In an increasingly cacophonic world, our heads become filled with noise: the never-ending buzz and rumble of minds constantly projected onto the next thing; towards the future.

We each live in our own bubble, in our own headspace.

Amid conversation, we often find ourselves focusing less on the other person than on our internal monologue, that voice telling us what’s next.

As we wait for our turn to speak, our mind races as the other speaks: we’re listening to reply rather than to understand.

A breathing space or silence becomes an opportunity to intercede and fill with whatever we’re mulling over. No need to pause, think, wait, ponder or consider what the other person is really trying to communicate.

We assume to understand with clarity where they’re coming from, what their experience or insight is.

But communication isn’t a one-way street: it’s a feedback loop where listening is the ying to talking’s yang.
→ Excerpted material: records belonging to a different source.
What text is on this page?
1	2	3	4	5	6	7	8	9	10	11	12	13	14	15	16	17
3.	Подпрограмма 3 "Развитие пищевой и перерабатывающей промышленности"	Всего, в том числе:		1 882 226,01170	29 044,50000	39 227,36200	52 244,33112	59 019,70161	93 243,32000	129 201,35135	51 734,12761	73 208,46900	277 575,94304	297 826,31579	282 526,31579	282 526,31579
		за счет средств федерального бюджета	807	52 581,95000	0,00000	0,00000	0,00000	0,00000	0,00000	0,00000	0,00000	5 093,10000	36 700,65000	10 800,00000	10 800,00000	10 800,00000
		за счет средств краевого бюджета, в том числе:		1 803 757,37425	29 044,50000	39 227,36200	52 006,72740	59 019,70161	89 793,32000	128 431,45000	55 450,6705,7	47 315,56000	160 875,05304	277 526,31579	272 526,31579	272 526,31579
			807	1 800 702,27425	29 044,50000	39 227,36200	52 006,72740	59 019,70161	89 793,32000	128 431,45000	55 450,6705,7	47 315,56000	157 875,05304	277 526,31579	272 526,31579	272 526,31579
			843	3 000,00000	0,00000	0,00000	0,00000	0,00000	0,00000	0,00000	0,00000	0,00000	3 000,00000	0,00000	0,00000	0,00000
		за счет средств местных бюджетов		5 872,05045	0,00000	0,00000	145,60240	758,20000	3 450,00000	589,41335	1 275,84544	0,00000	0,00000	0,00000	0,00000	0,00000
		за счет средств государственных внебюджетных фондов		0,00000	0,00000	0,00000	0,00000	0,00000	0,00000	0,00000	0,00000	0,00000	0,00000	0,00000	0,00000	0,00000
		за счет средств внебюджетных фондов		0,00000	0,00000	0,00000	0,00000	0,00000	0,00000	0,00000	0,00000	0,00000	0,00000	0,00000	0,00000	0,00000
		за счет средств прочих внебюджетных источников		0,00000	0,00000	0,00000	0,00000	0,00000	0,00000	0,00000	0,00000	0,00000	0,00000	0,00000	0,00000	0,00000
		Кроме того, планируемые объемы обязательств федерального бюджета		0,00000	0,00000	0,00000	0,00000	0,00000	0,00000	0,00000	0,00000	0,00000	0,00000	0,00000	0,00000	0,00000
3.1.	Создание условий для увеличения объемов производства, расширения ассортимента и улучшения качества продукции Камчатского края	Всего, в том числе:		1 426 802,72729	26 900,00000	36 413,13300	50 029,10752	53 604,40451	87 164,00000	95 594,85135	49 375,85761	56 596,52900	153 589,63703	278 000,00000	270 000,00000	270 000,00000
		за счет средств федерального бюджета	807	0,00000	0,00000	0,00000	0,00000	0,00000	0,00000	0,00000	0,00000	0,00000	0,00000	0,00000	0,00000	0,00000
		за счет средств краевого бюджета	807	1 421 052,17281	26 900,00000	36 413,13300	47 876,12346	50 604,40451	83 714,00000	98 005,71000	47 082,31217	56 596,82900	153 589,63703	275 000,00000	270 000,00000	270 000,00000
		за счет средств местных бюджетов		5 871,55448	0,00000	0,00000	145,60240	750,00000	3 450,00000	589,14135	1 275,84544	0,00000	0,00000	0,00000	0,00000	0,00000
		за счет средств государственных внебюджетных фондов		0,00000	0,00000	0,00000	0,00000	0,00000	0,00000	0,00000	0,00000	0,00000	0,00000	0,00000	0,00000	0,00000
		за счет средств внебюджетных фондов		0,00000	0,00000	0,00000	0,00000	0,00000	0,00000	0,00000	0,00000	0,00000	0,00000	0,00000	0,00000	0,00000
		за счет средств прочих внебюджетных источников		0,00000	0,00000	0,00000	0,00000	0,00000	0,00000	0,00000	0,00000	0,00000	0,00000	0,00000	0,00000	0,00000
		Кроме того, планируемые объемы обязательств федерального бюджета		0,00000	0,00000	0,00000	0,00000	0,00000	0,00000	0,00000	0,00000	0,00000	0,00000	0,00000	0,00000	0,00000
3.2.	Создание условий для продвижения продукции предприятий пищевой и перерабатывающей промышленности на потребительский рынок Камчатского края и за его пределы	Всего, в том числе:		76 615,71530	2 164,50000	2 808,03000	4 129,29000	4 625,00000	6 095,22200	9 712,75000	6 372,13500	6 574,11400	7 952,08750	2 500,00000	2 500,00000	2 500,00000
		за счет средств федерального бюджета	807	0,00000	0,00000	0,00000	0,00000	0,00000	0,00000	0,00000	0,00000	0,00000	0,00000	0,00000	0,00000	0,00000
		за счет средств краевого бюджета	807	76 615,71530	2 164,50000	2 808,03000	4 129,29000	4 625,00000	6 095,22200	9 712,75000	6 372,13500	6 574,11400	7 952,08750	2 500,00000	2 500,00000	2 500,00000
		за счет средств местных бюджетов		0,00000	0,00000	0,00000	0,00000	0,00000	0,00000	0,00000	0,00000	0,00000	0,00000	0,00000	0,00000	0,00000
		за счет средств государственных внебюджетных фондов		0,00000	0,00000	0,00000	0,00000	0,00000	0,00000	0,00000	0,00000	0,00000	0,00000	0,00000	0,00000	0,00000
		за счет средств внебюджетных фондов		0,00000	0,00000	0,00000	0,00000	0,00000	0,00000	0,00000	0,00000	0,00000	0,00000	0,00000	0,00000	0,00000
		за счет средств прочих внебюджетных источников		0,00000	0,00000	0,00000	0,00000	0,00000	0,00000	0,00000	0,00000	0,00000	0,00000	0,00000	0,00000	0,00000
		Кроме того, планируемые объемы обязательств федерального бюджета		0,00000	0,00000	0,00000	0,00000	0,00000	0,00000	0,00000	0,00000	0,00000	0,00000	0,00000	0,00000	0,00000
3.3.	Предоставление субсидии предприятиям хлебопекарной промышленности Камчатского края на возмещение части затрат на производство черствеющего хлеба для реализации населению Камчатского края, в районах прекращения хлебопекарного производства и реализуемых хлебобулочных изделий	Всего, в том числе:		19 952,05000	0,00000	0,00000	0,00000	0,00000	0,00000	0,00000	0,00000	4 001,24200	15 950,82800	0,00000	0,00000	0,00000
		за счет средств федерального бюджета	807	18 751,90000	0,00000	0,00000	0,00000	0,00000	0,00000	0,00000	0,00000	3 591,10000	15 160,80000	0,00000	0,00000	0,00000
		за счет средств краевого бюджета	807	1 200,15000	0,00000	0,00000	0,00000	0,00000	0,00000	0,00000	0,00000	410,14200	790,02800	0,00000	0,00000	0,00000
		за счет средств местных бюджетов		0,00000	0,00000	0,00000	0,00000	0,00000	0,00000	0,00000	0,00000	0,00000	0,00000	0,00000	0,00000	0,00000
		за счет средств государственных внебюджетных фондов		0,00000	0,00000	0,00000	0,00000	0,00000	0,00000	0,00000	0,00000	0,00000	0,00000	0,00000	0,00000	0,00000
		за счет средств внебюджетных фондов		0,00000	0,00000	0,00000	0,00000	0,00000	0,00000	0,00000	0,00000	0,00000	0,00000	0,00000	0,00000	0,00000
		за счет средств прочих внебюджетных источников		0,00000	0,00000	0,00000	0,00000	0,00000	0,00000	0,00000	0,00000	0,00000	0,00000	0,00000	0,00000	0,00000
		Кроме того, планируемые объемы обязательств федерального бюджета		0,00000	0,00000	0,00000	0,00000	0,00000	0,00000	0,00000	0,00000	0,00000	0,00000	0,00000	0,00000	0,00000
So we project, impose our own ideas, thoughts and feelings onto others.

And we cannot help being like this at work too.


The thing is, an organisation is the sum of all its parts: a reflection of everyone within it.

And many organisations have an inward-looking default setting: self-important and, at times, even self-indulgent and self-obsessed. Egotistically led by those who assume to know best: better than the people they’re supposed to serve.

Just build the thing and they will come.

Just put it out there and the ‘public’, ‘customers’, ‘whomever it may concern’ will pick it up and work it out for themselves.


To respect others is to listen to them, see things from their perspective, understand their needs. Listen from a place of curiosity, empathy and kindness, without preconceived ideas.

How can we build more empathetic, humble and considerate organisations, ones that listen rather than tell by default?


Because listening makes us learn. Listening makes us understand. Listening makes us find common ground.


As Epictetus said, “we have two ears and one mouth so we can listen twice as much as we speak”.